The Deseret News' bag of 15 common household goods, from groceries to blue jeans, has dropped 4.2 percent in the past month. Since April, the goods have dropped 8.2 percent.
Last month, the basket's cost also declined, by 11 percent for the month and 4 percent since April.
Much of the drop came at the pump. Gas was down 30 percent for the month and 49 percent since April.
Overall grocery costs are down 7 percent in the past month — the first we've seen since April. Milk dropped 31 percent, and frozen corn fell 33 percent. Oreos were down 16 percent.
Food prices have been inching up since April in both our grocery bag and the Wells Fargo Consumer Price Index for the Wasatch Front. The Wells Fargo index in November found that the cost of groceries was up 8 percent since February.
So is this month's drop in grocery prices a signal of a trend to come?
The price decreases for milk and frozen corn stem from pure supply-and-demand issues, Harmons marketing director Keith Anderson said.
Gas prices, and therefore trucking costs, and the costs of raw ingredients such as wheat and corn are going down. Still, trucking is just part of the ultimate price that consumers pay at the store, said Dave Davis, vice president and general counsel for the Utah Food Industry Association. While corn prices are less than half what they were in June, they're still above historic norms, the New York Times reported.
Groceries leave a manufacturer and go through a warehouse and distributor before arriving at a store, noted Bret Gallacher, an Associated Food Stores spokesman.
"As we as a supplier start seeing our wholesale prices go down from our manufacturers, then we can come back and address that question" of whether prices will drop further, Gallacher said. "It hasn't happened yet."

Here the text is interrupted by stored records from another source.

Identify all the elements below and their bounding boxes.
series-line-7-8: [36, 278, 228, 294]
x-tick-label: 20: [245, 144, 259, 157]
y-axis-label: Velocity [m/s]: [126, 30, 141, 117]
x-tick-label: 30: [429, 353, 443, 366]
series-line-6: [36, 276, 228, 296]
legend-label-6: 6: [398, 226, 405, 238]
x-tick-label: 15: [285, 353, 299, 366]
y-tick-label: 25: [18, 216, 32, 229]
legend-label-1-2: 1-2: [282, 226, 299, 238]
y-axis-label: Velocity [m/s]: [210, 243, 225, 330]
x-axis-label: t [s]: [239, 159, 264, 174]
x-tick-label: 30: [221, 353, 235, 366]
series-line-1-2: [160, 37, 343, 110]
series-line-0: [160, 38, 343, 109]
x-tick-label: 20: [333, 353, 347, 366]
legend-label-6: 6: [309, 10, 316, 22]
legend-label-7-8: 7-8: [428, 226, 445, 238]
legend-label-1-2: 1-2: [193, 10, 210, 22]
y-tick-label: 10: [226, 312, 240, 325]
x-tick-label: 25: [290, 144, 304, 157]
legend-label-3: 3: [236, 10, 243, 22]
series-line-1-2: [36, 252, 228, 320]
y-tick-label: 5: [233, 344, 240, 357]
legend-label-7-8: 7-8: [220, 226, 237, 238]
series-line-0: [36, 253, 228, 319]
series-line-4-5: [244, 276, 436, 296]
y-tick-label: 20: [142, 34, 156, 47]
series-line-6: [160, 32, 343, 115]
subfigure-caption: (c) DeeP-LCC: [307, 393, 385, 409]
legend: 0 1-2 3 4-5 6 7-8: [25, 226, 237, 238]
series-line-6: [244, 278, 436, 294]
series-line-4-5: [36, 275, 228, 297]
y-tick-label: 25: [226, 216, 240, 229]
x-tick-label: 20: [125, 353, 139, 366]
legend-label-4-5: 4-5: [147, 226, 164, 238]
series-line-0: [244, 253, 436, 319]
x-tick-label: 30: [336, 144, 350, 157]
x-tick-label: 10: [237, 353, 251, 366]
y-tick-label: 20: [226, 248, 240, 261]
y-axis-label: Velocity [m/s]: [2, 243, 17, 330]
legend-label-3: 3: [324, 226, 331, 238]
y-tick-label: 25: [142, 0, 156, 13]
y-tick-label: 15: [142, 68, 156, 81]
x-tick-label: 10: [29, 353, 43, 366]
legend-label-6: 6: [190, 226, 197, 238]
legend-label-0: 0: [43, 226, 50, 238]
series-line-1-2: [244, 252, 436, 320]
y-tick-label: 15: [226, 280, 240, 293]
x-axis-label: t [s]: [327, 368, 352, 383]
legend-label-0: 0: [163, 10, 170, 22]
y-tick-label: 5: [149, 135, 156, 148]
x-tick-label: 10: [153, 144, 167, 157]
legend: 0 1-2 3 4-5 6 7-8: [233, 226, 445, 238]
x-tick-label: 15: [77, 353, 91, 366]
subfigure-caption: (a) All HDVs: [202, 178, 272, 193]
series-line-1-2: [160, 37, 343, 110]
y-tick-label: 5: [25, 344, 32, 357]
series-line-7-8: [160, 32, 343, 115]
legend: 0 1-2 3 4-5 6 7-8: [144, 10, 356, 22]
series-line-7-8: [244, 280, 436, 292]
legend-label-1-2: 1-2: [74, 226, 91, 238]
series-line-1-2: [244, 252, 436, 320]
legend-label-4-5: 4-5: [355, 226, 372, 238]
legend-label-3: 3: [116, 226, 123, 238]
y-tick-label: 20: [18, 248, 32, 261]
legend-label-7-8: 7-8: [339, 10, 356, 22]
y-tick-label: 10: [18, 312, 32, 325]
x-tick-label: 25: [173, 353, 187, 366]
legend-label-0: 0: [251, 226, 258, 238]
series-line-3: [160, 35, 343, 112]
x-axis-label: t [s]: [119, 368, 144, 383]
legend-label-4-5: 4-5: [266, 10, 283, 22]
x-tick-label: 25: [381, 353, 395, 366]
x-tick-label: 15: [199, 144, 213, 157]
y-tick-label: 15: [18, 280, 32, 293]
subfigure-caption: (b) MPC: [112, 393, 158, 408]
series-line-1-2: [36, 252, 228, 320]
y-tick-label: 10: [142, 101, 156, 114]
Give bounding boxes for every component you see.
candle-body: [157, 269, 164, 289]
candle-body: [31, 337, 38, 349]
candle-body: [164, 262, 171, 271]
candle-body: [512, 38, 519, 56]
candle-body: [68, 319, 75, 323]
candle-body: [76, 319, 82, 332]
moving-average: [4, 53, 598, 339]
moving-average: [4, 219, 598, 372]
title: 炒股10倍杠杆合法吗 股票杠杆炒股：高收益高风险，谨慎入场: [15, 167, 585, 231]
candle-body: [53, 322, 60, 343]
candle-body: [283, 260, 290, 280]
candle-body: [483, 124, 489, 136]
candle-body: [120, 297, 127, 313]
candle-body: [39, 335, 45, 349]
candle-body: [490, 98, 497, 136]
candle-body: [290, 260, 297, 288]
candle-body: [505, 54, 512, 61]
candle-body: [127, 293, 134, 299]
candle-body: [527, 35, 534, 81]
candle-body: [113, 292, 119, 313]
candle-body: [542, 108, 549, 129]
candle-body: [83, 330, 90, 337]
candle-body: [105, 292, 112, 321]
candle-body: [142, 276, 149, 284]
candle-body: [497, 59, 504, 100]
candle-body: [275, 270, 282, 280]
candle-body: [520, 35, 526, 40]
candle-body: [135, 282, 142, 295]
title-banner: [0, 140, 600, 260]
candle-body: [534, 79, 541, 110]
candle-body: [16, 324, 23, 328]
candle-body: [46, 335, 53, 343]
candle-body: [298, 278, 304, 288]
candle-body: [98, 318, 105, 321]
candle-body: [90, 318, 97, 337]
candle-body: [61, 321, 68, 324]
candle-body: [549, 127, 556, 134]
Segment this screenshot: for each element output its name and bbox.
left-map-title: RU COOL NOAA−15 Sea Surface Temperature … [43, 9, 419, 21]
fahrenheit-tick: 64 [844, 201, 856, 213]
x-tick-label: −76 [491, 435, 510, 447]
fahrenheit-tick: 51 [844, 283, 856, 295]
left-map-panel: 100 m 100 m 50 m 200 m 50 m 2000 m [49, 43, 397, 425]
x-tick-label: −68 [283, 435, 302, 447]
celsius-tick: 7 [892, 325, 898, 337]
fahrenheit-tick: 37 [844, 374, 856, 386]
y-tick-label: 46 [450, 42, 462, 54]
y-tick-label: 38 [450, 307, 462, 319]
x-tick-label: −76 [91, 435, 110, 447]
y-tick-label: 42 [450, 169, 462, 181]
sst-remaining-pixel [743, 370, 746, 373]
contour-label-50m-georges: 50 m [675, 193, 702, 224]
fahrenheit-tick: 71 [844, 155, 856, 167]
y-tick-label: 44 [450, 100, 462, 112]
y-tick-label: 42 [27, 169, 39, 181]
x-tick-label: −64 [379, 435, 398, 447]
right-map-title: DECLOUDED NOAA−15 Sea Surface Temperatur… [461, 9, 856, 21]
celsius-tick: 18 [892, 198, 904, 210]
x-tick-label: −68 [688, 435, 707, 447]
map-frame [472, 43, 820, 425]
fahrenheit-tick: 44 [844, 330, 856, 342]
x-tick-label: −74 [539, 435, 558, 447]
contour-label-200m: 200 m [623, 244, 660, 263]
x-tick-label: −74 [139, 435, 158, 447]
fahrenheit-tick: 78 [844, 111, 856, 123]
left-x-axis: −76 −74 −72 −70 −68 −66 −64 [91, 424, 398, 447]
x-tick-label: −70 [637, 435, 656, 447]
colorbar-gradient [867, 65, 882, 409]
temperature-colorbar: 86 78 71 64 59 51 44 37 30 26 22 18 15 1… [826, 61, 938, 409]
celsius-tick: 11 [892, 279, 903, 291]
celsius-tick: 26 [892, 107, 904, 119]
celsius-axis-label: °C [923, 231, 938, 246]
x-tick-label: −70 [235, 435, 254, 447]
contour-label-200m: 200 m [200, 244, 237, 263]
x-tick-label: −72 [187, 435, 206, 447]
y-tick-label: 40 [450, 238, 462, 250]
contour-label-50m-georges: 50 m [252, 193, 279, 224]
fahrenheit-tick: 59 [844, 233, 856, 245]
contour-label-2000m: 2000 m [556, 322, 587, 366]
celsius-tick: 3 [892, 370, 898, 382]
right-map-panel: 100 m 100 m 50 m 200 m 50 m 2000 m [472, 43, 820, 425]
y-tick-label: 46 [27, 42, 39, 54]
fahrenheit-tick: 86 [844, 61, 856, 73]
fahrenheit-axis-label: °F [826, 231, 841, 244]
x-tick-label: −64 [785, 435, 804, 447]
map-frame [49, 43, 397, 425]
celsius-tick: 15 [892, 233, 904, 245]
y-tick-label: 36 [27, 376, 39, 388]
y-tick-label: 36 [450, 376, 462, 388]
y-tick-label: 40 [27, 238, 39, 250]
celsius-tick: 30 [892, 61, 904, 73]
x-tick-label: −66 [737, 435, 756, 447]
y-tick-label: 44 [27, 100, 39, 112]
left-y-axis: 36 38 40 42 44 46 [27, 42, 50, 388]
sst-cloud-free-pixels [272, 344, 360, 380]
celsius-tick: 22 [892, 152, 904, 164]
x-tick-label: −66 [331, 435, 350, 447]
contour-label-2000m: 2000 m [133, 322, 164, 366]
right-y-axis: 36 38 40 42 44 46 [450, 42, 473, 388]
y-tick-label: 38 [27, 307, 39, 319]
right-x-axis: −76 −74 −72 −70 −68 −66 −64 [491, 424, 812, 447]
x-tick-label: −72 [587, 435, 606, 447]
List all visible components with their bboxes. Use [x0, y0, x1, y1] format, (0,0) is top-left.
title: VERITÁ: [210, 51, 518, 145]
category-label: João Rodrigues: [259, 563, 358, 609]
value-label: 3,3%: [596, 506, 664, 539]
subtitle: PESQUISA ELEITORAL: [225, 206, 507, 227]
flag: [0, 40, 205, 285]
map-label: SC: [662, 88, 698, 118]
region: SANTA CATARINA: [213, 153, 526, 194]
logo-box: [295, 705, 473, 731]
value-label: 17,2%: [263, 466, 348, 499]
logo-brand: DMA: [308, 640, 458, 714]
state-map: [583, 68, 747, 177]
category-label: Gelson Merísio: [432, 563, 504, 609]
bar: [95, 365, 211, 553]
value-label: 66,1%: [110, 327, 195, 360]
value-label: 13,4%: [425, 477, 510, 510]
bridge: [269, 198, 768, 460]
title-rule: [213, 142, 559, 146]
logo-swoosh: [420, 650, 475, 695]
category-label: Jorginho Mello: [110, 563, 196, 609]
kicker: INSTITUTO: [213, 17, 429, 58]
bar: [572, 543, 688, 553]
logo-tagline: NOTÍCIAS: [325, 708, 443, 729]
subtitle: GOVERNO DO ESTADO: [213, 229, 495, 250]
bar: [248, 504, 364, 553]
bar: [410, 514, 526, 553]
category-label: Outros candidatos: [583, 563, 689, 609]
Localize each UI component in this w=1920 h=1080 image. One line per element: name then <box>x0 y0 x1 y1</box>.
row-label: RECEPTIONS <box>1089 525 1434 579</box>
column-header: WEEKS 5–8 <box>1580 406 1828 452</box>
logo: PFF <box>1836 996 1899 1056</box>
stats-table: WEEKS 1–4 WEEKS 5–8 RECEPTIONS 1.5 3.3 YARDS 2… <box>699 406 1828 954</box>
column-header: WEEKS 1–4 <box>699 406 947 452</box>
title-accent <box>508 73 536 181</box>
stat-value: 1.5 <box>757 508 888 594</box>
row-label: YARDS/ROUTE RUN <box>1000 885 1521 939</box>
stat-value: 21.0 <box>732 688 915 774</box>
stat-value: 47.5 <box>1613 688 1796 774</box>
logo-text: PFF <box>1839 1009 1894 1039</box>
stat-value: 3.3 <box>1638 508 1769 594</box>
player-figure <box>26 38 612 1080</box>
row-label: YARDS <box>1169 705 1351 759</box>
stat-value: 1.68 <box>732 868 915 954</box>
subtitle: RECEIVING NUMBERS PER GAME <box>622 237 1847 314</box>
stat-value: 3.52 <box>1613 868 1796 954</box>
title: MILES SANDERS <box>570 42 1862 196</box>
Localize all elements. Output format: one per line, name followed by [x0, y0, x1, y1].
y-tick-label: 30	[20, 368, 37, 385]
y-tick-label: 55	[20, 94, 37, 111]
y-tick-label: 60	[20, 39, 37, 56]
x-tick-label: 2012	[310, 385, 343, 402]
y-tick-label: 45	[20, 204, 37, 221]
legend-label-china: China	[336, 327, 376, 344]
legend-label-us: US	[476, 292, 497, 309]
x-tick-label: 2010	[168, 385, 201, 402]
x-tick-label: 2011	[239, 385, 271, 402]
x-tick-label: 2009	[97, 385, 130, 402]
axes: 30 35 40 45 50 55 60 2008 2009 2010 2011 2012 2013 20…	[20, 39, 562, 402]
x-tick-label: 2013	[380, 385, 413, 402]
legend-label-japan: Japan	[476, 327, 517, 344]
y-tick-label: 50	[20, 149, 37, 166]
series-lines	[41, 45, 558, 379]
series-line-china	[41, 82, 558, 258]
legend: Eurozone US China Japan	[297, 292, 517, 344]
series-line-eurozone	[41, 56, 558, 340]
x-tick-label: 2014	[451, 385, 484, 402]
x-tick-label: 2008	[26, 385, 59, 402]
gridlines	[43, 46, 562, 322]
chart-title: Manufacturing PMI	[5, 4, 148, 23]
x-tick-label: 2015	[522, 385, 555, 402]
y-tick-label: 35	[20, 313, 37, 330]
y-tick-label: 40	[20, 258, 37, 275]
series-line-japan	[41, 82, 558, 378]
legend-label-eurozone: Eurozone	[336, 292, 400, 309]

Retailers have been slow to raise prices. The price of gas skyrocketed in the summer months before dropping this fall, but grocery prices have not directly mirrored that, mainly in order to remain competitive, Davis said.
A Kraft Foods spokesman told the New York Times that the company's food-ingredient costs rose 13 percent this year. The company, however, raised its overall prices 7 percent.
"Our retailers, they work off razor-thin margins," Gallacher said. "If there are opportunities to pass on cheaper prices, they certainly will."
It might be awhile. The U.S. Department of Agriculture forecasts that food prices will rise up to 4.5 percent next year. This year's increase is estimated to be up to 6 percent nationally.